Pathophysiology - The BIN1 gene mutation disrupts muscle fiber architecture, leading to progressive muscle wasting and weakness. Affected muscles show specific cytoarchitectural changes with central zones and abnormalities in muscle fiber structure. Clinical signs start around 6-8 months of age, with progressive muscle atrophy, exercise intolerance, muscle tremors, and collapse.
Complications - Onset typically occurs in puppies or young adults. Symptoms include exercise intolerance, muscle tremors, reluctance to move, progressive muscle wasting, especially in pelvic limbs. The disease progresses with increasing muscle weakness and collapse. Most affected dogs have a poor prognosis, and there is no effective treatment available. Many affected dogs are euthanized due to deterioration.

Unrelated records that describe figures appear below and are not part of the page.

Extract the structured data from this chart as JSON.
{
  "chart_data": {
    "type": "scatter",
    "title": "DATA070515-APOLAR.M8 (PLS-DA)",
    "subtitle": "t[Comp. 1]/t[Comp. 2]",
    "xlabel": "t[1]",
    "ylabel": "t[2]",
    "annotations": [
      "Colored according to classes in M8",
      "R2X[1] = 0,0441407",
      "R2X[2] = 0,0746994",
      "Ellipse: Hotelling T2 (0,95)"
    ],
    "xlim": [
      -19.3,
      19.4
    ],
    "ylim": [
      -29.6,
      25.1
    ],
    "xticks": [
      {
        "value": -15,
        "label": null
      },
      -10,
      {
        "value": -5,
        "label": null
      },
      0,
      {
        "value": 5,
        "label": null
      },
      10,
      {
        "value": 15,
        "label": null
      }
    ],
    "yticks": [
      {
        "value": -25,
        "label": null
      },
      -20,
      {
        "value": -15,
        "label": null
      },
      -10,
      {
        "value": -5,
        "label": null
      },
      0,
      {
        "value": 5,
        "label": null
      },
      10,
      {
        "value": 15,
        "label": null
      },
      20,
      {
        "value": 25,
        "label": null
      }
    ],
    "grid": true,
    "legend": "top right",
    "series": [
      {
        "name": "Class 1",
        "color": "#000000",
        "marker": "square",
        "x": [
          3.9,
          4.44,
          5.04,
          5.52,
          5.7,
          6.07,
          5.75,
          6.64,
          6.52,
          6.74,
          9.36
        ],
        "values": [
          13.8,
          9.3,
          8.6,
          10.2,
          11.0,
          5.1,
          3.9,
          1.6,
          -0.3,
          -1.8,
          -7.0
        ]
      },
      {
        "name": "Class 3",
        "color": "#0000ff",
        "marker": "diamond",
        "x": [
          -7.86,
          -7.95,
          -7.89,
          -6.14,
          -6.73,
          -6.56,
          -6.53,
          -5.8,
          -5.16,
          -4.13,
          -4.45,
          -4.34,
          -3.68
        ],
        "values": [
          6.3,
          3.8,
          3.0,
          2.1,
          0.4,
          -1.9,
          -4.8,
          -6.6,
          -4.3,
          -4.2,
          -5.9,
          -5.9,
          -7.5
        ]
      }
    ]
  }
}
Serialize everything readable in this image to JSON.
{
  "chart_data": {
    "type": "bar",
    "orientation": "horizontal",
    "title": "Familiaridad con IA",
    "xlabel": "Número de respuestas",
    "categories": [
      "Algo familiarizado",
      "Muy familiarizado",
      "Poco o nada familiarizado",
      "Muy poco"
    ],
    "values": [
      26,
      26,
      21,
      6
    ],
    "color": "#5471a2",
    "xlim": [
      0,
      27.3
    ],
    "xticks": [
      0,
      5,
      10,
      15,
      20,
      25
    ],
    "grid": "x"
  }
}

Why This Matters to Breeders and Vets - Genetic testing is available for the BIN1 mutation, enabling identification of carriers and affected dogs. Responsible breeding using genetic test results can prevent producing affected puppies. Understanding this disorder helps veterinarians diagnose the condition early and differentiate it from other neuromuscular diseases.
Summary - Centronuclear Myopathy in Great Danes is a severe, autosomal recessive inherited muscle disease caused by a mutation in the BIN1 gene. It leads to progressive muscle weakness and exercise intolerance beginning around 6 months of age. Genetic testing enables diagnosis and supports breeding strategies to reduce prevalence and prevent affected puppies.